Miguel Boriba

Personal information
- Full name: Miguel Ángel Boriba Elembo
- Date of birth: 14 May 1990 (age 35)
- Place of birth: Malabo, Equatorial Guinea
- Height: 1.80 m (5 ft 11 in)
- Position(s): Left-back, centre-back

Team information
- Current team: Móstoles URJC

Youth career
- 2002–2005: Arroyo
- 2005–2009: Getafe

Senior career*
- Years: Team / Apps / (Gls)
- 2009–2010: Colmenar Viejo / 22 / (0)
- 2010–2011: Illescas / 13 / (0)
- 2011–2014: Lugo Fuenlabrada / 91 / (7)
- 2014–2016: Colonia Moscardó / 62 / (4)
- 2016–2017: Atlético Pinto / 36 / (1)
- 2017–2018: Internacional de Madrid / 10 / (0)
- 2018–2020: Carabanchel / 49 / (2)
- 2020–2021: El Álamo / 27 / (6)
- 2021–2022: Pozuelo de Alarcón / 35 / (3)
- 2022–2024: Torrejón / 37 / (6)
- 2024–: Móstoles URJC / 0 / (0)

International career^{‡}
- 2010: Equatorial Guinea U-20 / 1 / (0)
- 2011: Equatorial Guinea U-23 / 2 / (0)
- 2009–2015: Equatorial Guinea / 7 / (0)

= Miguel Boriba =

Equatoguinean footballer (born 1990)

Miguel Ángel Boriba Elembo (born 14 May 1990) is an Equatoguinean footballer who plays as a defender for Segunda Federación club Móstoles URJC. He capped for the Equatorial Guinea national team.
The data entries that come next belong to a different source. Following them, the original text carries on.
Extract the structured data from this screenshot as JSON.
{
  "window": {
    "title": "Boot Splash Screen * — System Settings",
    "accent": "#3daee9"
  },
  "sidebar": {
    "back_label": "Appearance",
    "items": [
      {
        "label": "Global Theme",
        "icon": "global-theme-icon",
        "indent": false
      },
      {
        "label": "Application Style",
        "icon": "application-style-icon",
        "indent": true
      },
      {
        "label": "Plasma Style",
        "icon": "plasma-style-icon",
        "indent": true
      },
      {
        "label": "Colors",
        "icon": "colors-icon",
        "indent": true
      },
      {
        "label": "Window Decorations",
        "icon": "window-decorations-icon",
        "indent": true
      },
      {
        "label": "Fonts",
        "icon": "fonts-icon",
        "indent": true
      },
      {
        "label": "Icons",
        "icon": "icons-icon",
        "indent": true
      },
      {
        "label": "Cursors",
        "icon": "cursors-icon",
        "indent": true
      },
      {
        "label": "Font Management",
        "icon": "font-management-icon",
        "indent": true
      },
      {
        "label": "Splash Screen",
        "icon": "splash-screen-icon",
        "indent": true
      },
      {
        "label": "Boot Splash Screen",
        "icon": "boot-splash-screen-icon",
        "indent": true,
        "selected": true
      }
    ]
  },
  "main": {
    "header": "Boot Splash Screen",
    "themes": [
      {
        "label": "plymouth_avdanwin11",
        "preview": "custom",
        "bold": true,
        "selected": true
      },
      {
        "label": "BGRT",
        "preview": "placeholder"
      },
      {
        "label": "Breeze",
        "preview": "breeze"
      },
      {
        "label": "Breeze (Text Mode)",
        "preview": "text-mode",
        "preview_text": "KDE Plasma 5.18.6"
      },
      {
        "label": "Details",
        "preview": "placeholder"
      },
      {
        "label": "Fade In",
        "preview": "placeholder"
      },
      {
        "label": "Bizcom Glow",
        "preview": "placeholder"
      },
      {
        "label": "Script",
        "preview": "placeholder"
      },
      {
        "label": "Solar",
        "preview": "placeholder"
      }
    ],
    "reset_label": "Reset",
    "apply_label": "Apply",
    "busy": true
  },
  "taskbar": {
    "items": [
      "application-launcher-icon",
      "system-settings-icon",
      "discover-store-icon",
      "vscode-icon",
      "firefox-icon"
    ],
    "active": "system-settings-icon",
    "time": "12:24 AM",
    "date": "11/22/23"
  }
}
He also holds Spanish citizenship.

==International career==
Boriba played with the Equatorial Guinea national team in a friendly match against Cape Verde on 28 March 2009, and again against Estonia on 6 June 2009. He was also part of the Equatoguinean team in the Mundialito de la Inmigración y la Solidaridad 2010 tournament in Madrid, Spain.